Voltemos à big question, que não entendo nada de Marx. Qual é o ópio do povo hoje? A pergunta, na revista, ganhou uma conotação mais pessoal e menos política. Poderia ser traduzida assim: o que as pessoas usam para se desligar da vida diária e que acaba por afastá-las de uma existência mais produtiva? Nenhum dos convidados repetiu Marx. A comida, respondeu um. O universo das celebridades, respondeu outro. Bens de consumo com design, como roupas, celulares e móveis, respondeu um terceiro.

Original foi a resposta de um parlamentar e professor de Harvard, Rory Stewart. "Nossa civilização é a primeira [na História] a encontrar a mais completa realização nos seus descendentes. Nosso ópio são nossos filhos", escreveu. Ele explica: "Vivemos em uma cultura que não venera os ancestrais, mas venera os descendentes. As crianças devem estar notando que nada que um adulto faz é mais importante que os desejos que elas manifestam".
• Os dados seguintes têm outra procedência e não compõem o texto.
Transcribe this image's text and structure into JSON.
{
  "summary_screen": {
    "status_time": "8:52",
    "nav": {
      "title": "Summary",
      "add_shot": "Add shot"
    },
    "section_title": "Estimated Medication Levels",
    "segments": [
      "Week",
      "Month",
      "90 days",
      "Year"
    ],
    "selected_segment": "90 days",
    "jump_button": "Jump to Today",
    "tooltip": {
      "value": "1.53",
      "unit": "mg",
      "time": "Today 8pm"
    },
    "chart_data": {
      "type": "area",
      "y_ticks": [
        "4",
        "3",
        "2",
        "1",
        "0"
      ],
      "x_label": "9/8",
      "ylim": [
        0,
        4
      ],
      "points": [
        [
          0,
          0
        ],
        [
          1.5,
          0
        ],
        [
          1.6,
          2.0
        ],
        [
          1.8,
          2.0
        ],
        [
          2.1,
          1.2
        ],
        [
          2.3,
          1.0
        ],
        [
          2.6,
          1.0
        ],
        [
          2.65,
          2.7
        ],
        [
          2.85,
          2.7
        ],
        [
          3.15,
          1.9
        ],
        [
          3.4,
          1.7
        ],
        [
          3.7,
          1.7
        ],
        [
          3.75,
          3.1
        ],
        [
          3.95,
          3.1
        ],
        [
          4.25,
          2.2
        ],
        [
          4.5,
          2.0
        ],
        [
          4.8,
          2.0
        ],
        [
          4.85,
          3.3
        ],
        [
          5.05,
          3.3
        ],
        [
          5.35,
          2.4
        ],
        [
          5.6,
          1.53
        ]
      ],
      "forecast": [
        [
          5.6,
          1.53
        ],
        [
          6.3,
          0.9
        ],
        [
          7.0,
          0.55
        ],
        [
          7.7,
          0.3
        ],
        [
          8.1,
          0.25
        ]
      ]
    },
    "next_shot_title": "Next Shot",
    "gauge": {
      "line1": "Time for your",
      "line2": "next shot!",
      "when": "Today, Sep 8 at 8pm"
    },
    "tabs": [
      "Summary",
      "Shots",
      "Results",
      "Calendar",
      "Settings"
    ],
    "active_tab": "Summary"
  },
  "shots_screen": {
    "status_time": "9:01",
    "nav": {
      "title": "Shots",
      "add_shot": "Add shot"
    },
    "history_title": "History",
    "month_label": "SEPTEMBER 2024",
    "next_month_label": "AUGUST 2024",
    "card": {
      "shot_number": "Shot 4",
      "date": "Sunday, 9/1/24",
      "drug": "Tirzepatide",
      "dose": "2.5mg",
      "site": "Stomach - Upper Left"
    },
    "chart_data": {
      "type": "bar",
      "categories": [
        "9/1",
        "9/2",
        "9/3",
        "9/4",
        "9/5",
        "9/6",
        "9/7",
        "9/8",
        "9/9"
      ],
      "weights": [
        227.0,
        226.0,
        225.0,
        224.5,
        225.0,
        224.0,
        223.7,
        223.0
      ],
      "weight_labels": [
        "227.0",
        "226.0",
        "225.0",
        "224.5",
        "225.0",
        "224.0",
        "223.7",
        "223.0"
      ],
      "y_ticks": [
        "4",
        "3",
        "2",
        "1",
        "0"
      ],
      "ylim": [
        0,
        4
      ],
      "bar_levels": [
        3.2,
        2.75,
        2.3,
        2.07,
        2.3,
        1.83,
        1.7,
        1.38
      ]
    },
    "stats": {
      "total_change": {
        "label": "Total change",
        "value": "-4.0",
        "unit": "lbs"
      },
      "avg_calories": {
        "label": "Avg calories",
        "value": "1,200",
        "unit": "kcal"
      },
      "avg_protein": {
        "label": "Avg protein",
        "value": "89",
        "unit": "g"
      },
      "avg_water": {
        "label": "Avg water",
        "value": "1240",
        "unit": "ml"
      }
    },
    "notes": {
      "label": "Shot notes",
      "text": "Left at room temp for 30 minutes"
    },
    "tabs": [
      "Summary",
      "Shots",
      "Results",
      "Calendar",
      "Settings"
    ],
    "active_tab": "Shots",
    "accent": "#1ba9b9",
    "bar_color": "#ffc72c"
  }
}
Faz sentido. A resposta de Rory Stewart foi a segunda mais votada na enquete que a revista fez com os leitores. Em primeiro lugar ficou a internet. Eu mesma "votei" na internet como ópio do povo, como a grande devoradora do nosso tempo e da nossa atenção. Não a coloco como o único e primeiríssimo narcótico que faz parte das nossas vidas – não seria tão categórica quanto foi Karl Marx. Também levaria ao pódio as drogas (incluindo álcool e psicotrópicos, como os antidepressivos) e o trabalho/dinheiro. Todos empatados em primeiro lugar. Estou me mostrando incapaz de escolher? Sim, estou. O mundo é variado, leitor. Em algumas partes dele a religião continua sendo o poderoso anestésico. Em outras, é o Facebook.

Além do ópio, dá para falar na maconha do povo. Mais fraquinha, mas igualmente eficiente em desviar a atenção do usuário. Meus votos para "maconha do povo" vão para o futebol, a comida e a bebida – estes especialmente entre os endinheirados, que se distraem falando de vinhos, bebidas e restaurantes –, e a autoimagem. Quanto tempo e dinheiro se gasta na compra de roupas, nas mudanças de cabelo, óculos e de medidas! Quanta energia consumida para construir uma imagem!

A música também é uma candidata ao título de maconha do povo. Ela é um bom exemplo de que as "distrações" não são intrinsecamente maléficas, podem fazer só o bem quando bem dosadas. A música é amplamente usada pelos muito jovens para se desligar do mundo externo, assim como os games, os celulares, o computador e seus conteúdos. São tantas distrações e tão sofisticadas que nem sei como resta tempo para eles comerem e tomarem banho.